In a timeline of events in his affidavit, Booysen points to the fact that soon after the resignation “with a golden handshake” of NDPP Mxolisi Nxasana - who refused to appeal the Gorven judgment - and the appointment of Abrahams, there were internal moves to re-instate the charges.

He said Abrahams had the same documents before him as Jiba, which Judge Gorven had ruled did not amount to any evidence of racketeering.

According to the record of his decision produced by Abrahams at Booysen’s request, the only new ones were affidavits containing “hearsay twice­removed evidence” which did not implicate him or anyone else in any of the charges, and a prosecution memorandum and power point presentation “riddled with fiction, speculation and misinformation”.

Most startling, he said, was a reference to a YouTube documentary aired by television station Al Jazeera, but produced by local journalists “who have staked their professional reputation on their claim that I led a death squad”.

Booysen said Abrahams ignored an internal report compiled by two respected senior state advocates - which cast serious doubts on the case against him - in favour of a sensationalised documentary on social media which ignored that the Cato Manor squad was operating in an “extremely violent context”, investigating dangerous criminals.

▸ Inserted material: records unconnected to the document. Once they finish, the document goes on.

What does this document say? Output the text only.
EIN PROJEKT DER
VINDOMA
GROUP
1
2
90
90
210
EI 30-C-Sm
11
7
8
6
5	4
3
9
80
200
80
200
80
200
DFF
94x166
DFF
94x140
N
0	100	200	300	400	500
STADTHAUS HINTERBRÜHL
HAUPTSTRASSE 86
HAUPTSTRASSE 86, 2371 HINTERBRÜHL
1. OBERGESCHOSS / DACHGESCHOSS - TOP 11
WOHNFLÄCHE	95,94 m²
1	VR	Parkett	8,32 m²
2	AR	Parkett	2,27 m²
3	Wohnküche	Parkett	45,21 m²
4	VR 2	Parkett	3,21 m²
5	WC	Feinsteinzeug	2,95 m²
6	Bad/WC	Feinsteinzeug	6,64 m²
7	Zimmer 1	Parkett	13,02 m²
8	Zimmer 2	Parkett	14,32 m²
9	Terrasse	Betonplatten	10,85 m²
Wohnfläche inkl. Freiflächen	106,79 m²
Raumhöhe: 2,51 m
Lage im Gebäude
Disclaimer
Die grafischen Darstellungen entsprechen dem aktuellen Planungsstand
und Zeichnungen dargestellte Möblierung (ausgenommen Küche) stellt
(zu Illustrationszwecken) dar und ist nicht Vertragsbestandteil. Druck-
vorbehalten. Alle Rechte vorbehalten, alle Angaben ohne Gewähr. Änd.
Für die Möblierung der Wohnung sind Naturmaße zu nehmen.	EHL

He said Abrahams had also not taken the Cassim report into consideration. “He rubber-stamped the request without applying his mind. He has abused his power and his decision should be set aside.”

Abrahams will file a responding affidavit and the matter will be set down argument. The criminal trial has been set down in the Durban High Court, but cannot begin until this challenge has been decided.